Estabilidade através da serotonina
A serotonina é mais conhecida como o “melhorador natural do humor” porque as concentrações baixas deste neurotransmissor foram associadas à depressão. É por isso que alguns antidepressivos actuam aumentando os níveis de serotonina. Estudos demonstram que esta hormona também influencia a memória, melhora a taxa de aprendizagem e promove o relaxamento.
Embora pequenas quantidades de serotonina sejam produzidas no tronco encefálico, a hormona é “maioritariamente produzida por células especializadas no intestino”, diz Emeran Mayer, director do G. Oppenheimer Center for Neurobiology of Stress and Resilience da Universidade da Califórnia, em Los Angeles.
Passar tempo ao sol, fazer exercício e meditarsão actividades que podem libertar serotonina. Ser auto-suficiente e tomar conta de si próprio também. “Quando confiamos na nossa própria capacidade para satisfazermos as nossas necessidades, o nosso cérebro mamífero recompensa-nos com serotonina”, diz Breuning.
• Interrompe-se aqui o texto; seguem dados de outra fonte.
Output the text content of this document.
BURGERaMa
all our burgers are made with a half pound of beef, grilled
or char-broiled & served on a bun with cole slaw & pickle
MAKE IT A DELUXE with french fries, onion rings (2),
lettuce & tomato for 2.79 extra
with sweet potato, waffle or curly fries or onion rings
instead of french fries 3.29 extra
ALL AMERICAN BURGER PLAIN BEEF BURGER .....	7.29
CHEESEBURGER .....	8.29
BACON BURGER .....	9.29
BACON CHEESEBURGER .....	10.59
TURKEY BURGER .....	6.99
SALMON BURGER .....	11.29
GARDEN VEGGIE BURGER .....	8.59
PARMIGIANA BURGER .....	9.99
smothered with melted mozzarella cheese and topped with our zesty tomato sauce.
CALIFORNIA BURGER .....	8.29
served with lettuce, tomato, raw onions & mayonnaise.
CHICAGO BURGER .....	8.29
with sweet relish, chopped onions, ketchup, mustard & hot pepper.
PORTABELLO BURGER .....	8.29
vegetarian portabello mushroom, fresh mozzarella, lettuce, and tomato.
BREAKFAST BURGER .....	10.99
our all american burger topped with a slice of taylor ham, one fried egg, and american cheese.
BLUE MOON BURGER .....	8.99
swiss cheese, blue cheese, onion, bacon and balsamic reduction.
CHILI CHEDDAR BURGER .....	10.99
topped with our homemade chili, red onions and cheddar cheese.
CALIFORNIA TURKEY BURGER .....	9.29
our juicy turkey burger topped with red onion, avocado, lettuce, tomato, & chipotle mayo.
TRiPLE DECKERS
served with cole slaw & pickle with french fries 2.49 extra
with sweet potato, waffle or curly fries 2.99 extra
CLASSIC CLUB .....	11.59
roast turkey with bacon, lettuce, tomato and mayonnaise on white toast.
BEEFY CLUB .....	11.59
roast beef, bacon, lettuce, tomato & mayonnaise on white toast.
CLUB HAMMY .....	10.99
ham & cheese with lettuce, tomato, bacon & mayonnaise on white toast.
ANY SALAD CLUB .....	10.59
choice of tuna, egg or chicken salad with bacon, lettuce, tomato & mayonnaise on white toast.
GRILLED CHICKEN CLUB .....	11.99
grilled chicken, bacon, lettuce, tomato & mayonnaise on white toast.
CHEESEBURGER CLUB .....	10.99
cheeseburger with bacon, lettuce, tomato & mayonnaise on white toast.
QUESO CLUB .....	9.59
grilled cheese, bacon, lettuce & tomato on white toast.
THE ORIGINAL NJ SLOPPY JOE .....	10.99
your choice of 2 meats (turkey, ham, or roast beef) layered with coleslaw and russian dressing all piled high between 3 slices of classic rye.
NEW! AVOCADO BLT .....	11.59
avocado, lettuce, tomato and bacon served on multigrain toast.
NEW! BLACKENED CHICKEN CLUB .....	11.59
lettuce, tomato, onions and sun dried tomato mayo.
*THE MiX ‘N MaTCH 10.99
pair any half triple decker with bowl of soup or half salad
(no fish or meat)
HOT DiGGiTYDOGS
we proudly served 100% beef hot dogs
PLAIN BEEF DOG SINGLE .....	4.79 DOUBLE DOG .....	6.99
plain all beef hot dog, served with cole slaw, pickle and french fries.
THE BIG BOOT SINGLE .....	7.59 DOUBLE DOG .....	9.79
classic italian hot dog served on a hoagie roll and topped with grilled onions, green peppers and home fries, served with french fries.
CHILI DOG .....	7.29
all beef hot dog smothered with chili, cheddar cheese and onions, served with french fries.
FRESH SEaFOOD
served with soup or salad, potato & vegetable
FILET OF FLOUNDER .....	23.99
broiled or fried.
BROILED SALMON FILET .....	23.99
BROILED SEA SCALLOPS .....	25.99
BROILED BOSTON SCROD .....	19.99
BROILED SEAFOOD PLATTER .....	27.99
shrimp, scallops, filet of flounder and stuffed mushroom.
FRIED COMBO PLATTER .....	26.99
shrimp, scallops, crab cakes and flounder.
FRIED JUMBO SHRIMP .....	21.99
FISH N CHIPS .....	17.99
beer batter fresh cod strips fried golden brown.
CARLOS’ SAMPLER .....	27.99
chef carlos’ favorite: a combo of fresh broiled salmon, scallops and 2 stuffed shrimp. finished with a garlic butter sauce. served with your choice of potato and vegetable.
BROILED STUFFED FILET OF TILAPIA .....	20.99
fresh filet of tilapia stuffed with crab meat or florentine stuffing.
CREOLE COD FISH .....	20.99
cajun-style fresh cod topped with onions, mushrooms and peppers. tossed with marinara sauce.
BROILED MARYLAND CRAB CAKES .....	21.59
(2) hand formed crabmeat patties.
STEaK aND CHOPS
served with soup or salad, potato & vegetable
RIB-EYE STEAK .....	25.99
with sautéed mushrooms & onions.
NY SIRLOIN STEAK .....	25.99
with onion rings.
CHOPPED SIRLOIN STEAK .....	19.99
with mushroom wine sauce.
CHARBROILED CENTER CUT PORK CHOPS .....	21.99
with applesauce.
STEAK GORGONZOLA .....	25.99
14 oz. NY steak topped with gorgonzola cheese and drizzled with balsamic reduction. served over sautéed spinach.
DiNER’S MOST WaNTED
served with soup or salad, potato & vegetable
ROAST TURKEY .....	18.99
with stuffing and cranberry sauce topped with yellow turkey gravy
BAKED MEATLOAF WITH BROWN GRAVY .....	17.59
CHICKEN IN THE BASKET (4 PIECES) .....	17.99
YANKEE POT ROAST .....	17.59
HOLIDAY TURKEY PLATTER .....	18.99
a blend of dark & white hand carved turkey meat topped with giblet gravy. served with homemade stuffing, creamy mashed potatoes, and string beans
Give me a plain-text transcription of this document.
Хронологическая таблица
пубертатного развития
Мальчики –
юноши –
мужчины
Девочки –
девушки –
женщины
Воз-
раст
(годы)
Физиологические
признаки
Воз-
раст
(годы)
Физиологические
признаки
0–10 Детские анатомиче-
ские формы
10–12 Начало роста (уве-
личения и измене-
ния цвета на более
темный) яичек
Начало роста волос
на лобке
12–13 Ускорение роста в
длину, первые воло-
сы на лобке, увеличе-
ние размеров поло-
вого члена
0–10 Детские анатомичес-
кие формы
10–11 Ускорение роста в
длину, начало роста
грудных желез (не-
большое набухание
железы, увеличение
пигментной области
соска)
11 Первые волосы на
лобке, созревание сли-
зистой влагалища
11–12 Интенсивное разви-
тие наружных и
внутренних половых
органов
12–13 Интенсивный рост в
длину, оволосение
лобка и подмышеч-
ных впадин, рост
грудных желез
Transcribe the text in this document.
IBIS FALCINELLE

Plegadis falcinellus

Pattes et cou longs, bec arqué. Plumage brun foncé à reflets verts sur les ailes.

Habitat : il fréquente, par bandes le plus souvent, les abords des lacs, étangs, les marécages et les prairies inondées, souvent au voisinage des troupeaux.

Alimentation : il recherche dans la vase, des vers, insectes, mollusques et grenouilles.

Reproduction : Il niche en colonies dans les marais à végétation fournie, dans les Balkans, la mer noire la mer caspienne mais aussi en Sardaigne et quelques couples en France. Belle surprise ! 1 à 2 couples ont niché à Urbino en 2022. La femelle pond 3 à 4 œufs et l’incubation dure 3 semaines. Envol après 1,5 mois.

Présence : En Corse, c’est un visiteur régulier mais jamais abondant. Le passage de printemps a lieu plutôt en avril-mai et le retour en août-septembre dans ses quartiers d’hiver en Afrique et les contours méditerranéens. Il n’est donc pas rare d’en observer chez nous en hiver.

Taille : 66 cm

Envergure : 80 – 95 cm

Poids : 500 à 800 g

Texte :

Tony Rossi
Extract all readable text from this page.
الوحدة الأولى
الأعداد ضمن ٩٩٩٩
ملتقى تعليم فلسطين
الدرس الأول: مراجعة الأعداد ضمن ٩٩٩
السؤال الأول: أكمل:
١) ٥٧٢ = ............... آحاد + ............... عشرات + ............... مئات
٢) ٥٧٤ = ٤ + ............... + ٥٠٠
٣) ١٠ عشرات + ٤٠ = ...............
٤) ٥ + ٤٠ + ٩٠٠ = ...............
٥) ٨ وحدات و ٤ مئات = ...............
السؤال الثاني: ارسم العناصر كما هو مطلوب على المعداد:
Alívio graças às endorfinas
Se alguma vez superou a dor correndo por uma encosta acima, deve agradecer esse impulso às endorfinas. Radicadas na mesma palavra que o opióide morfina, as “endorfinas são os analgésicos naturais do organismo”, diz Breuning. O neurotransmissor é sintetizado e armazenado na glândula pituitária, que se encontra na base do cérebro, atrás do nariz.
Além de ajudar a mascarar a dor, estudos mostram que as endorfinas também podem contribuir para reduzir o stress e melhorar o humor.
As endorfinas são libertadas pela prática de exercício físico, exposição a formas de entretenimento como música e filmes e através do riso. “Rir mobiliza músculos profundos que não precisam de muita activação e que acendem uma pequena faísca de endorfinas”, explica Breuning.
A hormona também é frequentemente associada à previamente mencionada “euforia do corredor”, mas uma investigação realizada pela Faculdade de Medicina da Universidade Johns Hopkins, em Baltimore, sugere que a euforia sentida após uma corrida deriva, mais provavelmente, da libertação de outras substâncias químicas, denominadas endocanabinóides, que também são produzidas pelo organismo.
Ligações sociais promovidas pela oxitocina
Outrora denominada “hormona do amor”, mas que veio revelar-se muito mais do que isso, a oxitocina é produzida no hipotálamo e libertada na corrente sanguínea pela glândula pituitária.
Vários estudos demonstram que a sua principal função é ajudar no parto, no período pós-parto e na lactação, mas a oxitocina também ajuda a melhorar as interacções sociais e motiva-nos a procurar e desenvolver ligações mais profundas. Por conseguinte, a hormona ajuda os seres humanos da mesma forma que ajuda os animais.
“Quando um animal fica demasiado isolado, um predador consegue eliminá-lo num instante”, explica Breuning. Por esta razão, diz a investigadora, o isolamento desencadeia naturalmente emoções negativas. A oxitocina, por outro lado, “provoca uma sensação agradável quando um mamífero regressa à segurança da sua rede social”.
Kent Berridge, professor de psicologia e neurociência da Universidade do Michigan, acrescenta que a libertação da hormona nem sempre manifesta algo bom porque a oxitocina também pode aumentar sentimentos de inveja. “Por isso, pode promover emoções sociais tanto positivas como negativas”, explica. Estabelecer contacto físico, como dar a mão ou um abraço ou uma ligação sexual, é uma maneira garantida de activar a libertação de oxitocina. Conversar, servir os outros e interagir com um animal de estimação também demonstraram proporcionar uma dose do químico.
Alguns químicos duram mais do que outros
Independentemente do comportamento que activa cada hormona, Breuning diz que cada químico só foi concebido “para ser libertado em pequenas doses”. Uma vez metabolizado, afirma, “a sensação agradável acaba”.
Mayer explica que a euforia proporcionada pelas endorfinas e a dopamina dura menos tempo, enquanto as doses de serotonina e oxitocina “são mais duradouras”. Independentemente da duração de cada estado de “euforia natural”, o nosso organismo acaba por regressar aos níveis normais, até precisar de recompensa ou motivação ou procurar novamente estas sensações. Como tal, Breuning diz que “teremos sempre de fazer mais para conseguirmos mais”.